Another extreme bill would require a minor seeking an abortion to provide a certified birth certificate and a notarized consent form signed by her parents—who must also provide identification—in the presence of the abortion provider. The state already requires minors to get parental consent or an order from a judge before getting an abortion. If a minor wishes to use the judicial bypass process (some teens may need to avoid telling their parents about an abortion if a parent is abusive or the teen does not have a relationship with them), she must provide evidence of her maturity and understanding of abortion. But she cannot use the fact that she navigated the legal system as evidence of maturity. To get judicial bypass, she also must explain why she did not or could not tell her parents, and she must show that she has been counseled by a “qualified person” on alternatives to abortion.

“This bill is particularly troubling,” said Watson. “Judicial bypass is already a cumbersome procedure here in Alabama, and this is just making it nigh unto impossible.” And requiring a certified birth certificate, Watson said, could force the pregnant minor to wait at least another week if she only has a hospital copy.
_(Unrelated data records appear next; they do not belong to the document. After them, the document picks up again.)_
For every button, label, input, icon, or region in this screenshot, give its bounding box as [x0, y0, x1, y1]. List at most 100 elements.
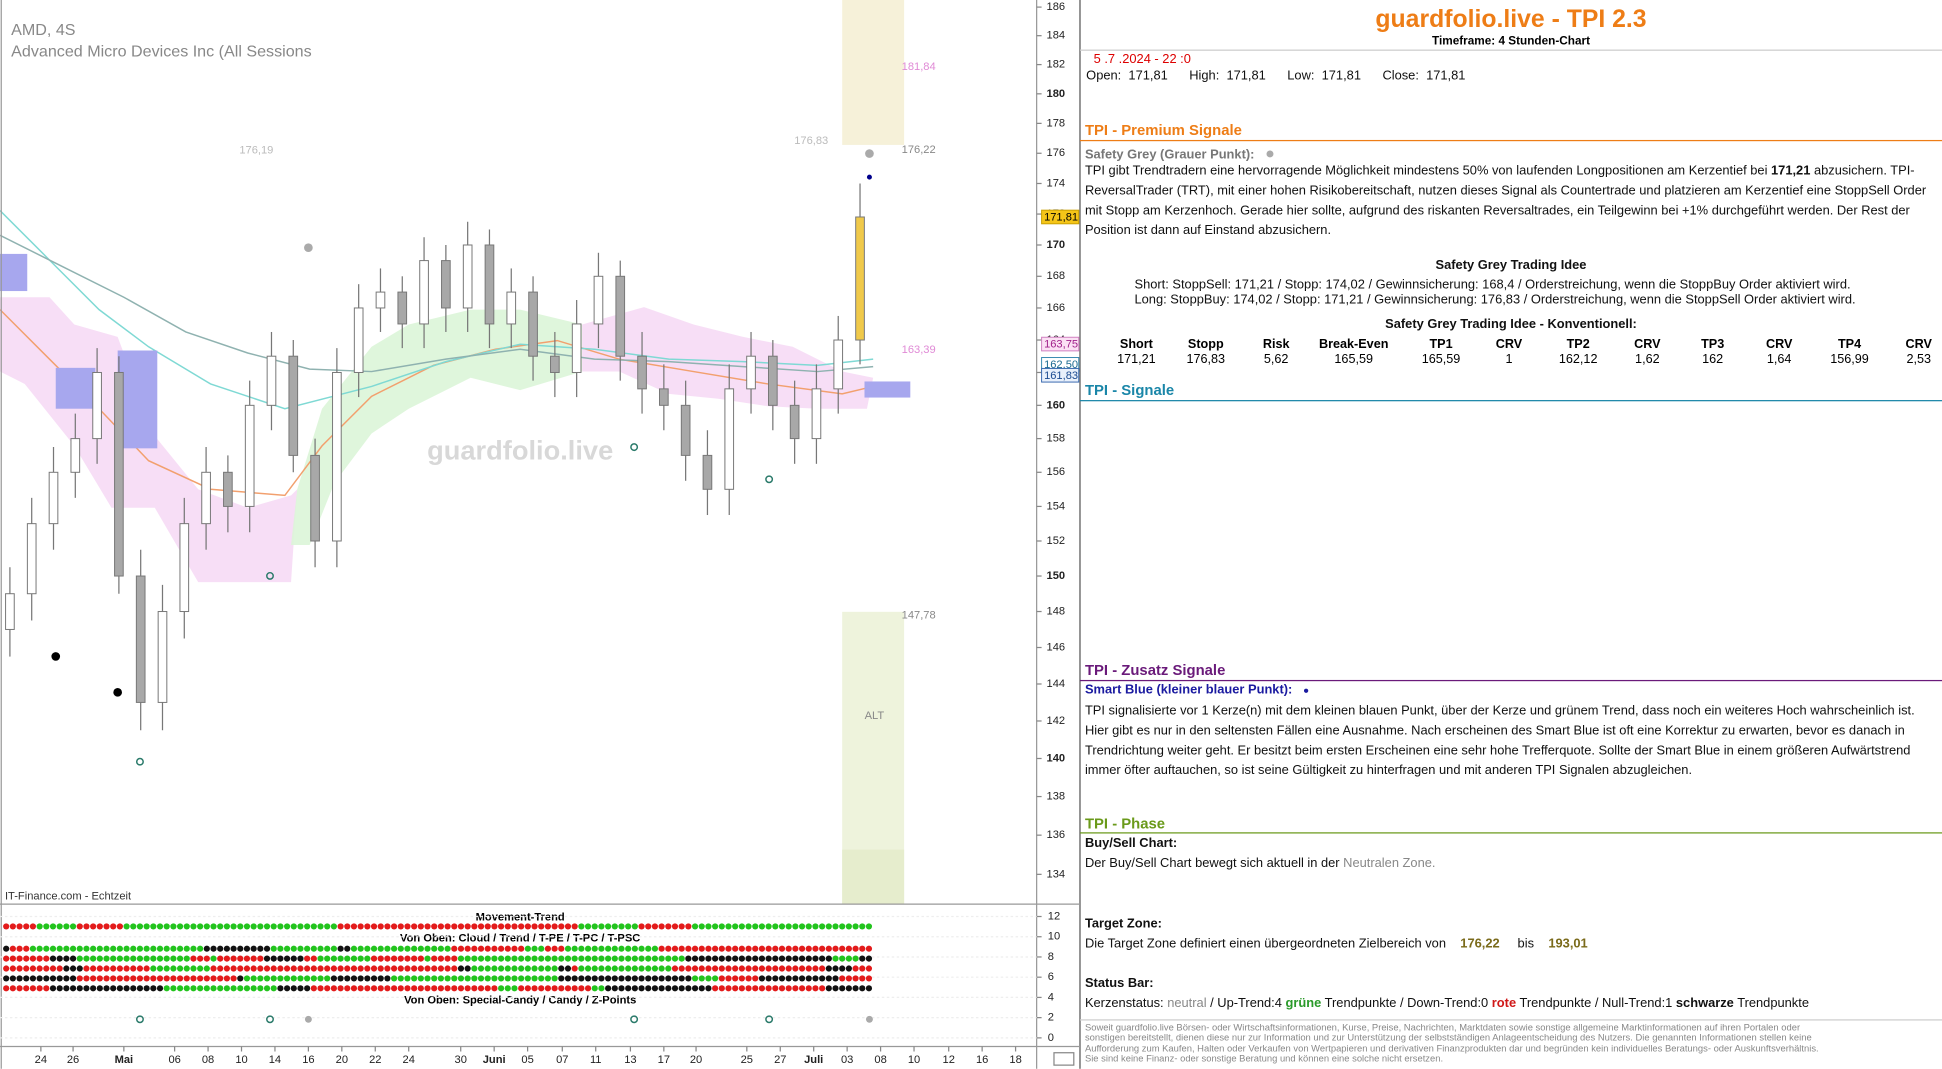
trend-dot — [90, 945, 97, 952]
trend-dot — [591, 985, 598, 992]
trend-dot — [738, 955, 745, 962]
trend-dot — [431, 975, 438, 982]
text: rote — [1491, 997, 1517, 1011]
trend-dot — [391, 965, 398, 972]
trend-dot — [90, 985, 97, 992]
candle-body — [397, 291, 408, 325]
trend-dot — [417, 975, 424, 982]
trend-dot — [745, 955, 752, 962]
trend-dot — [564, 965, 572, 972]
trend-dot — [444, 965, 451, 972]
indicator-tick-label: 6 — [1048, 971, 1054, 983]
trend-dot — [457, 923, 465, 930]
trend-dot — [270, 965, 277, 972]
trend-dot — [223, 975, 230, 982]
x-tick-label: 10 — [908, 1054, 920, 1066]
trend-dot — [16, 975, 23, 982]
candle-body — [615, 275, 626, 357]
x-tick-label: 08 — [874, 1054, 886, 1066]
trend-dot — [518, 955, 525, 962]
candle-body — [179, 523, 190, 613]
trend-dot — [49, 955, 57, 962]
trend-dot — [691, 945, 699, 952]
trend-dot — [658, 985, 665, 992]
trend-dot — [698, 975, 705, 982]
table-header-cell: TP3 — [1701, 337, 1725, 352]
trend-dot — [457, 985, 465, 992]
trend-dot — [417, 955, 424, 962]
candle-body — [484, 244, 495, 325]
trend-dot — [56, 985, 63, 992]
trend-dot — [471, 923, 478, 930]
trend-dot — [718, 975, 725, 982]
trend-dot — [344, 923, 351, 930]
trend-dot — [417, 985, 424, 992]
trend-dot — [250, 955, 257, 962]
trend-dot — [431, 955, 438, 962]
candle-body — [550, 355, 560, 373]
trend-dot — [712, 975, 719, 982]
trend-dot — [364, 923, 371, 930]
trend-dot — [250, 945, 257, 952]
trend-dot — [845, 985, 852, 992]
trend-dot — [732, 923, 739, 930]
candle-body — [593, 275, 604, 325]
section-title: TPI - Phase — [1084, 814, 1166, 833]
table-cell: 2,53 — [1906, 352, 1932, 366]
trend-dot — [745, 985, 752, 992]
trend-dot — [183, 945, 190, 952]
settings-button[interactable] — [1053, 1052, 1075, 1066]
trend-dot — [477, 975, 485, 982]
table-header-cell: Risk — [1262, 337, 1290, 352]
trend-dot — [150, 955, 157, 962]
trend-dot — [136, 945, 144, 952]
trend-dot — [745, 945, 752, 952]
y-tick-label: 174 — [1047, 177, 1066, 189]
trend-dot — [49, 923, 57, 930]
trend-dot — [845, 975, 852, 982]
trend-dot — [237, 923, 244, 930]
trend-dot — [792, 965, 799, 972]
x-tick-label: 18 — [1009, 1054, 1021, 1066]
trend-dot — [772, 923, 779, 930]
trend-dot — [658, 923, 665, 930]
trend-dot — [424, 945, 431, 952]
trend-dot — [370, 955, 378, 962]
trend-dot — [270, 955, 277, 962]
trend-dot — [564, 945, 572, 952]
candle-body — [26, 523, 37, 595]
candle-body — [48, 471, 59, 525]
trend-dot — [758, 965, 766, 972]
trend-dot — [518, 975, 525, 982]
trend-dot — [491, 923, 498, 930]
trend-dot — [504, 923, 511, 930]
trend-dot — [712, 985, 719, 992]
trend-dot — [357, 945, 364, 952]
trend-dot — [337, 923, 344, 930]
trend-dot — [136, 965, 144, 972]
trend-dot — [845, 955, 852, 962]
x-tick-label: 20 — [336, 1054, 348, 1066]
signal-name: Safety Grey (Grauer Punkt): ● — [1085, 144, 1275, 163]
watermark: guardfolio.live — [427, 434, 613, 465]
trend-dot — [304, 965, 311, 972]
idea-row: Short: StoppSell: 171,21 / Stopp: 174,02… — [1134, 278, 1851, 293]
trend-dot — [357, 955, 364, 962]
trend-dot — [451, 923, 458, 930]
trend-dot — [176, 985, 184, 992]
trend-dot — [778, 945, 786, 952]
trend-dot — [397, 923, 404, 930]
trend-dot — [110, 965, 117, 972]
trend-dot — [538, 955, 545, 962]
trend-dot — [283, 945, 291, 952]
trend-dot — [691, 985, 699, 992]
x-tick-label: 11 — [590, 1054, 602, 1066]
trend-dot — [143, 923, 150, 930]
x-tick-label: 13 — [624, 1054, 636, 1066]
trend-dot — [451, 985, 458, 992]
trend-dot — [9, 955, 16, 962]
trend-dot — [350, 945, 358, 952]
trend-dot — [605, 923, 612, 930]
trend-dot — [83, 955, 90, 962]
trend-dot — [56, 923, 63, 930]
“These types of restrictions will be more burdensome on poorer women and immigrant women, simply because their life circumstances may make it difficult to access requisite documents and identification, and be able to be in the clinic to get sign the consent form and then get it notarized,” Elizabeth Nash, state issues manager for the Guttmacher Institute, told Rewire over email.

Moreover, the bill eliminates requirements that the minor’s identity will remain confidential. “We know that minors hold confidential health care very dearly and without such protections they are less likely to see medical treatment,” Nash said.

The bill also allows the state to appoint a lawyer for the fetus as well as the minor, which Watson called “unusual.”

Also alarming pro-choice advocates is a bill that would prohibit abortions in cases when a fetus has fatal anomalies unless a woman is first informed of the option to use perinatal hospice services as an alternative to abortion. Perinatal hospice provides “supportive care” for women who choose to continue a pregnancy with fatal anomalies rather than terminate it. However, Brooke Anderson, a spokesperson at the ACLU of Alabama, told Rewire that she found no evidence of perinatal hospice services offered anywhere in Alabama, and that the bill’s sponsor, Kurt Wallace (R-Maplesville), admitted as much during the bill’s public hearing.

“Punishing women who are already in a very difficult situation with a complicated pregnancy by forcing them to hear about this hospice option, and implying that they should carry to term when a baby is stillborn or will die right at birth, is just unconscionable,” Nora Spencer, vice president of external affairs at Planned Parenthood of the Southeast, told Rewire.

The hospice bill also requires this “informed consent” to take place 48 hours before a procedure.

Alabama’s current law requires “informed consent” materials to be provided to women seeking an abortion 24 hours in advance of the procedure, but another bill would extend this period to 48 hours for all women.

“Forcing a woman to wait even longer to receive medical care does nothing to protect her health,” Spencer said.

The introduction of these four extreme bills came as a surprise to some observers. Mia Raven, a local pro-choice activist, said she was “blindsided” by the new bills after expecting that the legislature would only deal with the health-care conscience bill passed by the house last month.

“We are under siege,” she said. “Alabama has been taken hostage by the GOP, period.”